Agent protocols and standards
Where relevant, the scoring references emerging standards and protocols that help agents interact with web platforms. These are input signals to the scoring, not frameworks we invented:
- WCAG 2.2 — Accessibility standards for assistive technology. Heavy overlap with what agents need to interact with a page.
- Schema.org Product — Structured product data that agents parse to understand inventory, price, availability, and variants.
- Robots Exclusion Protocol (RFC 9309) — How sites declare crawler permissions.
- Model Context Protocol — Anthropic's open standard for agent-to-tool integration. Real AI agents use browser MCP servers (Playwright MCP, Browser MCP, PageBolt) to drive browsers today.
Why the scanner is free
The Serge scanner follows a model proven by:
- HubSpot Website Grader (2007) — Free website scoring tool that graded 4 million websites and became HubSpot's primary lead generation mechanism, generating 40,000+ organic backlinks.

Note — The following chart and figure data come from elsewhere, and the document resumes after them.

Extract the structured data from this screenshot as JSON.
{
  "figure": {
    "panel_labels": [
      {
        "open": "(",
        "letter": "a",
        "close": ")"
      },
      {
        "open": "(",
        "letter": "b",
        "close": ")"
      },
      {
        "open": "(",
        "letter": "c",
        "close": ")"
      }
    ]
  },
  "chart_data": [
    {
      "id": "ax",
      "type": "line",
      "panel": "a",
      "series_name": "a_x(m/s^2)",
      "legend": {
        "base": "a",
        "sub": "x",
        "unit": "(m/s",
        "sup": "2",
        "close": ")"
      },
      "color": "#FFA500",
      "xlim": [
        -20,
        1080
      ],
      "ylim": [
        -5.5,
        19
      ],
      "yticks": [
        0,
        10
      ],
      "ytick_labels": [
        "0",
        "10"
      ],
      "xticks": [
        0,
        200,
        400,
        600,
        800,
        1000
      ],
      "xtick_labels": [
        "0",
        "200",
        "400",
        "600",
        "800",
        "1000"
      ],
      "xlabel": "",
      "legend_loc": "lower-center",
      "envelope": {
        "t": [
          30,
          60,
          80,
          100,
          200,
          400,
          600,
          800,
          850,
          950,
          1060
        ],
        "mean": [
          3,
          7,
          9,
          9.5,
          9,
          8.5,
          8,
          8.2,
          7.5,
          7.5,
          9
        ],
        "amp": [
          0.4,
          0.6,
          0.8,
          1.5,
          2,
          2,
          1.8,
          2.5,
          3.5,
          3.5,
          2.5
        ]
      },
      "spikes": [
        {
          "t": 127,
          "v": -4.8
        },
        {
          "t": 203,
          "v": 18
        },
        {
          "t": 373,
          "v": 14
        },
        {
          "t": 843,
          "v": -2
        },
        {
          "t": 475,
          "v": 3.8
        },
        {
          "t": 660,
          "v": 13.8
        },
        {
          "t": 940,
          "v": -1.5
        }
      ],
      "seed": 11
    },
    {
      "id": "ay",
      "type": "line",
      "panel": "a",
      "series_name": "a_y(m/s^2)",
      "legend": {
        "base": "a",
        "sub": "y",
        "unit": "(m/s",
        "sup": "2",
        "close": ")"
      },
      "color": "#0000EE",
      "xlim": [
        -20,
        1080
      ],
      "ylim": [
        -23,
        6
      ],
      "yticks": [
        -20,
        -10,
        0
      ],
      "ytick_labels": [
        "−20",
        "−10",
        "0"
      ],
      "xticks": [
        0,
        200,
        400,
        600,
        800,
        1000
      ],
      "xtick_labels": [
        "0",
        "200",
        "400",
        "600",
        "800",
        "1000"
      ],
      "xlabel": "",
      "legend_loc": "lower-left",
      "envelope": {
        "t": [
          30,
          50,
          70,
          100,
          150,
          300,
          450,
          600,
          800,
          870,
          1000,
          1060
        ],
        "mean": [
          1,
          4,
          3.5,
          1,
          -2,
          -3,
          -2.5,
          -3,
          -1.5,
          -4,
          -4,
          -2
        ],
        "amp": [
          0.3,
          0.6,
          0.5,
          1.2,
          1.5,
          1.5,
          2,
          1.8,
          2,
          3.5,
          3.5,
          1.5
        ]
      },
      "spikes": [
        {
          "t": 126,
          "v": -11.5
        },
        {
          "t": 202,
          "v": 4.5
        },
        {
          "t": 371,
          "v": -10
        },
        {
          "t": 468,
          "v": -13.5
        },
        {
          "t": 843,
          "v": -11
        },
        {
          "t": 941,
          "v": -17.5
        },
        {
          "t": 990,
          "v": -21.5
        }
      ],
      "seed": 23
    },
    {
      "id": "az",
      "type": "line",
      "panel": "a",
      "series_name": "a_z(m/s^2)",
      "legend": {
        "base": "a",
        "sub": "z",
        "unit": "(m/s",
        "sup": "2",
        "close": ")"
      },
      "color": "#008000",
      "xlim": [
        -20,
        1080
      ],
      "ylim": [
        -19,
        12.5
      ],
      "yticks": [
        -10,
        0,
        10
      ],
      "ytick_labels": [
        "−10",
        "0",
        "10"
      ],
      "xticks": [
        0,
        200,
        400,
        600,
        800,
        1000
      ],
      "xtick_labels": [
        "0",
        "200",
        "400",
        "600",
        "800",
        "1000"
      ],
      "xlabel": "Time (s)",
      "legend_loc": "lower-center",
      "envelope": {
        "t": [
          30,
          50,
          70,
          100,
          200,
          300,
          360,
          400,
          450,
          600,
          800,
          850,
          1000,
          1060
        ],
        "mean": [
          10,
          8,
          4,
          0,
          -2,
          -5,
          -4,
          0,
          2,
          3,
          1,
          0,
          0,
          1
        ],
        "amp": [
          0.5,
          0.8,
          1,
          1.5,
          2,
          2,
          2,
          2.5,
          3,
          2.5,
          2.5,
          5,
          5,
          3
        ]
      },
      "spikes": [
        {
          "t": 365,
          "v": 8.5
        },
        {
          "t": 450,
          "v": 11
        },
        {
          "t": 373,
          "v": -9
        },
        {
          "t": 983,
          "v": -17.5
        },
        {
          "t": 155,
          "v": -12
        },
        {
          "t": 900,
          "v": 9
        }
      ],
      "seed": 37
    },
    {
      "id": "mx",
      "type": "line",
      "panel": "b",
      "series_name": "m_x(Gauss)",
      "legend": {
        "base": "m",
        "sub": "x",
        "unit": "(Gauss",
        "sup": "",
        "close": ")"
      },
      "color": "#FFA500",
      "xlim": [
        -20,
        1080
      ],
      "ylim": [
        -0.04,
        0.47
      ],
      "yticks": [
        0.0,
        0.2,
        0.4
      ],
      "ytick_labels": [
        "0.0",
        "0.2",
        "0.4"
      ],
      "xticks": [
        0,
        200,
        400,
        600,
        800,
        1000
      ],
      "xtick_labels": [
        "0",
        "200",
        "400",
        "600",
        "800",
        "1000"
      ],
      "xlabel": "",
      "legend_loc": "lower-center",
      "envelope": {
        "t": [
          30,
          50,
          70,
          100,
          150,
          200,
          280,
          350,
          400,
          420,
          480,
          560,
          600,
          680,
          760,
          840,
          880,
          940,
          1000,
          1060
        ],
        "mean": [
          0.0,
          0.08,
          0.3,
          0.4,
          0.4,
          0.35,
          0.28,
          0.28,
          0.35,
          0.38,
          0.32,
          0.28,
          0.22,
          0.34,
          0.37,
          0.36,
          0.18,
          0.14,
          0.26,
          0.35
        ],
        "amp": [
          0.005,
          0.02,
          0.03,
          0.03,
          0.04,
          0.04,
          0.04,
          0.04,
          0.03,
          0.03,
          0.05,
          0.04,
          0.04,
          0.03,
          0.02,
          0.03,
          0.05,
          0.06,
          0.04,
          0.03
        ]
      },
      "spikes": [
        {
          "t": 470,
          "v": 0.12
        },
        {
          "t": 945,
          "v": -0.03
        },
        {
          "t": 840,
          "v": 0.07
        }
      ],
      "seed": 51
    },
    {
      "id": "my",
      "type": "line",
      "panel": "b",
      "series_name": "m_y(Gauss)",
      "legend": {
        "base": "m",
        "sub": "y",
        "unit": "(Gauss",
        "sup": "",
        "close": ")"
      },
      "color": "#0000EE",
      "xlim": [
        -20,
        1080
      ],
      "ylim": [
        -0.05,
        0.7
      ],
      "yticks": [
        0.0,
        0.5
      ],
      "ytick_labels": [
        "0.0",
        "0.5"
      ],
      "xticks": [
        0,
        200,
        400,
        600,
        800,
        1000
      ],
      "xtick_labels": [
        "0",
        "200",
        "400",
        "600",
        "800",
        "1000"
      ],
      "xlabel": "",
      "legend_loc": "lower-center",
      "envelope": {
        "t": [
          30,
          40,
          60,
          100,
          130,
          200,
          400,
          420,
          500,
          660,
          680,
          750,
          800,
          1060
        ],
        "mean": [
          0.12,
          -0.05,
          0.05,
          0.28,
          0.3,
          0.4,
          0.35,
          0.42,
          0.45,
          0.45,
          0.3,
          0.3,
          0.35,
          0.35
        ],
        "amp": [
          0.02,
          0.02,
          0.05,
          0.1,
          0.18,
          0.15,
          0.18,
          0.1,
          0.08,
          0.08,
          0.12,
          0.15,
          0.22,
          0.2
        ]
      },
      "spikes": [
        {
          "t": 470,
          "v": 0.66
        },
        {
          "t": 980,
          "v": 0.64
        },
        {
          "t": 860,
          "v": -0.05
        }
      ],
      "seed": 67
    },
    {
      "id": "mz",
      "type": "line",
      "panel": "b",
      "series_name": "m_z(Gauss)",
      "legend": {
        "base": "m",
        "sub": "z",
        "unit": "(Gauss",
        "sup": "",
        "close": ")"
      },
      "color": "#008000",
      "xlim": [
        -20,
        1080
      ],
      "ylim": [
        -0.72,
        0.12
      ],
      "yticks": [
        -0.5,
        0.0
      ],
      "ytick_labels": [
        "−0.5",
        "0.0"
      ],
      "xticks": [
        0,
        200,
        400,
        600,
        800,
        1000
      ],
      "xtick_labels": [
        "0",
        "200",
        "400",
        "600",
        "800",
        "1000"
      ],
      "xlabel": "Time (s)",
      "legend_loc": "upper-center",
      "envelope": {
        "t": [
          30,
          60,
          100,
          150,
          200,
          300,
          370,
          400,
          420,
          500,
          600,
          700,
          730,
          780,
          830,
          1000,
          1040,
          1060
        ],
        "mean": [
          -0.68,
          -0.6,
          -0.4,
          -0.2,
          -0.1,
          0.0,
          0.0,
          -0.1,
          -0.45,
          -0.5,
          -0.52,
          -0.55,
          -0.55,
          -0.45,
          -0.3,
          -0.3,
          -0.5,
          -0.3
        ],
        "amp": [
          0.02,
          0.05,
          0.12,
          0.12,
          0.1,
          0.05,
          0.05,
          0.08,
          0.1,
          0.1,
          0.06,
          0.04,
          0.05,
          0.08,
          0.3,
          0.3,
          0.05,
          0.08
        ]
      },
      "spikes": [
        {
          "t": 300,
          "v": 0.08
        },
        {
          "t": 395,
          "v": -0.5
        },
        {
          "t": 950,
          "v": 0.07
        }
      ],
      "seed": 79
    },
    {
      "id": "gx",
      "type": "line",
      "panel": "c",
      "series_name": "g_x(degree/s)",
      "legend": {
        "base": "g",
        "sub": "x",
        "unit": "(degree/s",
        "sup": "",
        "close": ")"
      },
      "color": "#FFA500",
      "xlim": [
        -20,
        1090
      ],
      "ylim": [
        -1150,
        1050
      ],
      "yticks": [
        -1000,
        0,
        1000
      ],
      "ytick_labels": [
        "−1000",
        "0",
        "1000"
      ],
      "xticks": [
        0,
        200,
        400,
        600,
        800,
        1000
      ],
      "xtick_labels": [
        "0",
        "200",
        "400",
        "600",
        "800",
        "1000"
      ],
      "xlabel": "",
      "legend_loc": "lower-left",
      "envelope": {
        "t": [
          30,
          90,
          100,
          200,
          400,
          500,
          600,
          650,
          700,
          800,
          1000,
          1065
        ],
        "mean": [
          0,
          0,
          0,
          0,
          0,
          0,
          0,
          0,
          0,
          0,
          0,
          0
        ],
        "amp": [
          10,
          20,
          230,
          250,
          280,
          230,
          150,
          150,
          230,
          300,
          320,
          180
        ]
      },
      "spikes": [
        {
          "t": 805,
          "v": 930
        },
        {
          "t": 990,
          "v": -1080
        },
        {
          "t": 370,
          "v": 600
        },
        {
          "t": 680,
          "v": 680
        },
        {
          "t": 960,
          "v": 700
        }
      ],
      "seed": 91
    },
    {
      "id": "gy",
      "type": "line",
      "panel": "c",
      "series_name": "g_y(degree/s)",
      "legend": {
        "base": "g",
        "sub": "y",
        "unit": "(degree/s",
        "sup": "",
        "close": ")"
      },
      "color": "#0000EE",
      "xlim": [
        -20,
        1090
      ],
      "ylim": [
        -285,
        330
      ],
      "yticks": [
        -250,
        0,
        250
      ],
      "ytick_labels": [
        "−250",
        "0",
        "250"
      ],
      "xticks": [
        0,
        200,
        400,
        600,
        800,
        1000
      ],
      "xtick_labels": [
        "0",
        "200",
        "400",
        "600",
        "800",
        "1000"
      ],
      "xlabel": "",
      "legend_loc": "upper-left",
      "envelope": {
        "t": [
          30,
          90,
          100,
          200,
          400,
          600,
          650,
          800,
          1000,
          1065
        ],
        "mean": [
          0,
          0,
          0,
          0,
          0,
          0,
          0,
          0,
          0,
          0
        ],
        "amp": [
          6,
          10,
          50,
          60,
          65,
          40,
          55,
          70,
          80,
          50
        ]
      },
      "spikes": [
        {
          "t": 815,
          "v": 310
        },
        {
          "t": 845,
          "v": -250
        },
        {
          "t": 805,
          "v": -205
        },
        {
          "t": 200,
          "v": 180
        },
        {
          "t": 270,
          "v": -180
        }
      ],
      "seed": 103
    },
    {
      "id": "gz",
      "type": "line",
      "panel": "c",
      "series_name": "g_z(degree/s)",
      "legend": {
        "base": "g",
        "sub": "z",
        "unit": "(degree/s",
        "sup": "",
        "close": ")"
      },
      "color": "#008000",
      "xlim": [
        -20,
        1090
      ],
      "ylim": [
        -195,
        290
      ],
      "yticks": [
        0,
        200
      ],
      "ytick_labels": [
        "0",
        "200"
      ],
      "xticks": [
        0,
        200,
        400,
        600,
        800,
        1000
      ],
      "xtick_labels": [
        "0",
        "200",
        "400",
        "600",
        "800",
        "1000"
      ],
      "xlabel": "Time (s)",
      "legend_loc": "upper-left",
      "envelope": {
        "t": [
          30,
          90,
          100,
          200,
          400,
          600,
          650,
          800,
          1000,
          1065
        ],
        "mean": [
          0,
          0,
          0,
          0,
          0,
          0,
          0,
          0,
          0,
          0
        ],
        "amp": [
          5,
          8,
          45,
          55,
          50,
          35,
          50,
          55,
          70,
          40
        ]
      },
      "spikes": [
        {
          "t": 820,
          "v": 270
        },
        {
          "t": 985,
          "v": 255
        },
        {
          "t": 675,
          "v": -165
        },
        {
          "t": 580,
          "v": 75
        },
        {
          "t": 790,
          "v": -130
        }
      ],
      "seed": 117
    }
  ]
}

- SecurityScorecard (2014) — Free security score widget used by 880,000+ companies and scaled to $140M ARR as a category-defining lead generator.
Both demonstrated that a free, shareable scoring tool can define a category and build authority through transparency and consistency.
Limitations
We believe in being transparent about what the score can and cannot tell you.
What the score measures: Whether the structural conditions for an AI agent to find a product and add it to a cart are in place on your site, based on externally observable signals.
What the score does not measure:
- The actual volume of agent-driven sessions you receive (that's the passive tracking snippet's job)
- Whether a specific agent on a specific day actually completed a specific task (that's Investigate Mode's job)
- Whether your site appears in ChatGPT's answers or Google AI Overviews (that's the GEO layer, covered by other tools)
- Checkout completion beyond the add-to-cart step (future expansion)
- Your backend API reliability or latency (we can't measure these externally)
- The quality of your merchandising or product descriptions from a marketing standpoint
The score is not a guarantee. A high score means the structural conditions for agent success are in place. It doesn't guarantee every agent on every task will succeed. For specific, observable task-completion data, use Investigate Mode (run real agents against your site) or the passive tracking snippet (capture real agent sessions as they happen).
The score is a point-in-time measurement. The agent ecosystem is evolving rapidly. We commit to keeping the framework current and, once the rebuild is complete, to maintaining score stability so that progress can be measured against a stable ruler.
Feedback
We welcome feedback on the methodology. If you believe a check is producing inaccurate results, if we're missing an important signal, or if you have research that should inform the framework, please contact us.
The goal is to get this right — for the e-commerce teams being scored and for the agents trying to shop on their sites.